In secondo luogo, tra i Paesi dell’AES il Mali mostra un interesse particolare nel rafforzare il proprio partenariato militare con il Marocco, anche alla luce delle recenti tensioni con l’Algeria. Il 1 aprile 2024, l’esercito algerino ha abbattuto un drone di sorveglianza maliano, accusando Bamako di aver violato lo spazio aereo nazionale. Tale episodio si inserisce in un contesto di crescenti tensioni tra Algeri e Bamako, con un aumento significativo delle frizioni dall’avvento al potere della giunta militare maliana nel 2021. Il culmine di questo deterioramento è stato raggiunto con le accuse rivolte dal Mali all’Algeria di offrire ospitalità e sostegno ai leader tuareg. In reazione all’abbattimento del drone maliano, Niger e Burkina Faso hanno espresso solidarietà a Bamako, procedendo al richiamo dei rispettivi ambasciatori da Algeri e alla chiusura del proprio spazio aereo ai voli algerini. In questo contesto, il rafforzamento della cooperazione bilaterale in ambito militare tra Rabat e Bamako si è formalizzata nel febbraio 2025, in occasione della prima riunione della Joint Military Commission, conclusasi con la firma di un Memorandum d’intesa volto ad ampliare la collaborazione nel settore della difesa. Il Marocco ha rinnovato il proprio impegno a sostenere il Mali nell’affrontare le attuali sfide securitarie, in particolare legate al contrasto al terrorismo e al rafforzamento delle capacità operative delle forze armate. Parallelamente, anche i rapporti tra Marocco e Burkina Faso hanno subito un’accelerazione sul piano militare. Il 19 maggio 2025 si è svolta a Rabat una sessione di formazione dedicata alla sicurezza e alla preparazione militare, rivolta agli ufficiali burkinabé, con l’obiettivo di rafforzarne le competenze operative e di comando.

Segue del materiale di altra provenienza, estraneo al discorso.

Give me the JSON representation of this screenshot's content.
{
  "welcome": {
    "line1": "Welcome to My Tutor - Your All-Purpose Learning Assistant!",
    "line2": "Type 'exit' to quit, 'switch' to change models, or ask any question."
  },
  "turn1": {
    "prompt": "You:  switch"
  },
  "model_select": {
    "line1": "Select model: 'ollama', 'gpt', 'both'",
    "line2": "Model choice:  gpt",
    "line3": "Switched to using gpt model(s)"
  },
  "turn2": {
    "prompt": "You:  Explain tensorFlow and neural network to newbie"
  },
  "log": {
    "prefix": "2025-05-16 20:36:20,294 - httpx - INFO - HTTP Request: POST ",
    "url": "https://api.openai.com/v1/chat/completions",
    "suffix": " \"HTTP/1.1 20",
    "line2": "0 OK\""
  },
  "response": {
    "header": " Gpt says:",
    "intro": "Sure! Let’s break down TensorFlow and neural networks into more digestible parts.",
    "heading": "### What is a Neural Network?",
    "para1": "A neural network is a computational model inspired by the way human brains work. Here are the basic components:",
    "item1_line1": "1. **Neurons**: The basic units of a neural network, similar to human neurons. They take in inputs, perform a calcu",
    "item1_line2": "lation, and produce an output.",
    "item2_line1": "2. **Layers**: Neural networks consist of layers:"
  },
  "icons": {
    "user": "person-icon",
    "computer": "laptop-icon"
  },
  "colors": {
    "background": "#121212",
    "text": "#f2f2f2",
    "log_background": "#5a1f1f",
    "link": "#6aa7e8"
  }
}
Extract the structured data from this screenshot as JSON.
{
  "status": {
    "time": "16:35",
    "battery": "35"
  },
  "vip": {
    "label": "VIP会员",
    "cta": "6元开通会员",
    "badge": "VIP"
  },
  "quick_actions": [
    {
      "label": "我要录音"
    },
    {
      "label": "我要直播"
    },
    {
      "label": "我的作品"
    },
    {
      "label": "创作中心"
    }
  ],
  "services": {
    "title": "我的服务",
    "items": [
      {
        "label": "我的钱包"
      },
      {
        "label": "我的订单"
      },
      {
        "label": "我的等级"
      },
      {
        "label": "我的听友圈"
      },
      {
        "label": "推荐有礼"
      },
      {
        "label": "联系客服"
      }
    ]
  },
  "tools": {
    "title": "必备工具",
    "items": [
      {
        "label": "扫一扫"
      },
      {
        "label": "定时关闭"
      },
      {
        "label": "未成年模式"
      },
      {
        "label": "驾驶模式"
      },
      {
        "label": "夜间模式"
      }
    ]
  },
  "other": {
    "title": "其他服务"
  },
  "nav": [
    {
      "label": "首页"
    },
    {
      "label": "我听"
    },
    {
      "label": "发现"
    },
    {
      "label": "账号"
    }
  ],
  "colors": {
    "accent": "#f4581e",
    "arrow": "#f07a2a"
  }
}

In ultima analisi, la crescente convergenza tra il Marocco e i Paesi dell’AES riflette un rimodellamento degli equilibri regionali, in cui Rabat si propone come partner strategico capace di rispondere a esigenze concrete in termini di accesso ai mercati, sicurezza e legittimazione internazionale. L’iniziativa marocchina, priva di connotazioni ideologiche e lontana da logiche post-coloniali, intercetta la domanda di nuovi riferimenti politici e operativi espressa dalle giunte saheliane, ponendo così le basi per una cooperazione strutturata e duratura.